His discoveries have made it possible to overcome the critical limitation of many potential new drugs and therapies (siRNA, mRNA, gene-editing approaches), including corona vaccines, by facilitating their delivery to specific human tissues. His fundamental discoveries and basic research on the transport of macromolecules within, and release from tailor-made materials, as well as the synthesis of new such materials, coupled with countless applications also pioneered by Robert Langer, have already improved the lives of billions of people. He is the most highly cited person in the fields of engineering and chemistry in our entire history and is one of the top three most cited researchers in any field. He is the author of more than 1,500 papers (where over 200 are published in

Nature, Science and PNAS). He is the inventor behind more than 1,000 granted patents and more than 500 pending, which is the highest number in history for medicine.
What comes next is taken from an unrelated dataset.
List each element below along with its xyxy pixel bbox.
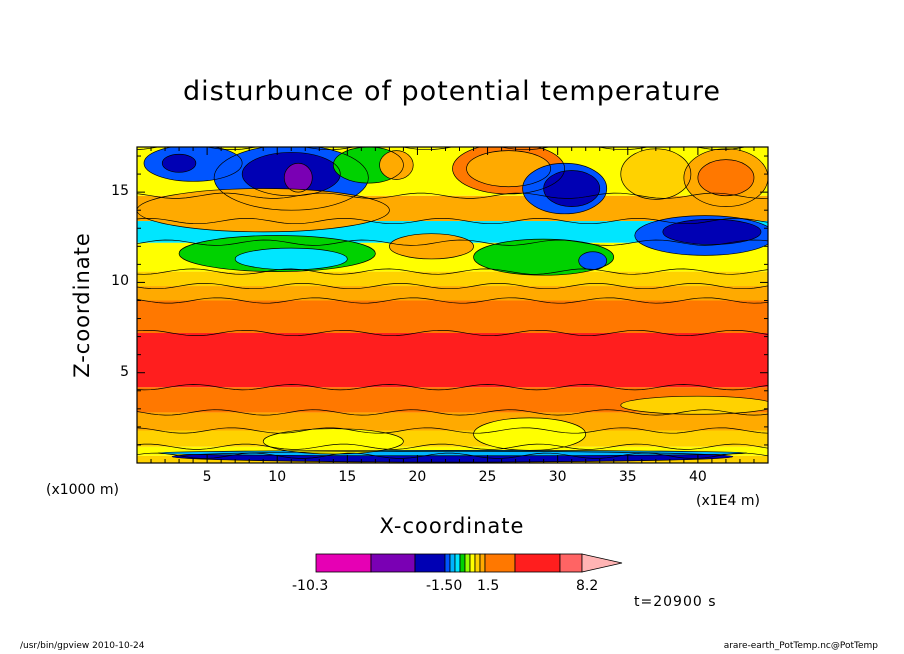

He has been elected to the four academies in the US (the National Academy of Sciences, the National Academy of Engineering, the National Academy of Medicine, and the National Academy of Inventors), and he has received both the National Medal of Science and the National Medal of Technology and Innovation in the USA. He has received numerous other awards (over 220), including the Queen Elizabeth Prize for Engineering and the Millennium Technology Prize. He holds 40 honorary doctorates. His work has been widely commercialised: his patents have been licensed or sublicensed to over 300 companies and his lab has spun out about 45 biotech companies, including Moderna where his technology for drug delivery ensured stable provision of mRNA for a completely new class of vaccines. Several other of his spin-out companies have been listed on NASDAQ, and together have a market capitalisation of billions of USD.

A portrait in Nature in 2009 entitled Being Bob Langer stated, “He founded the field of controlled release drug delivery and tissue engineering.”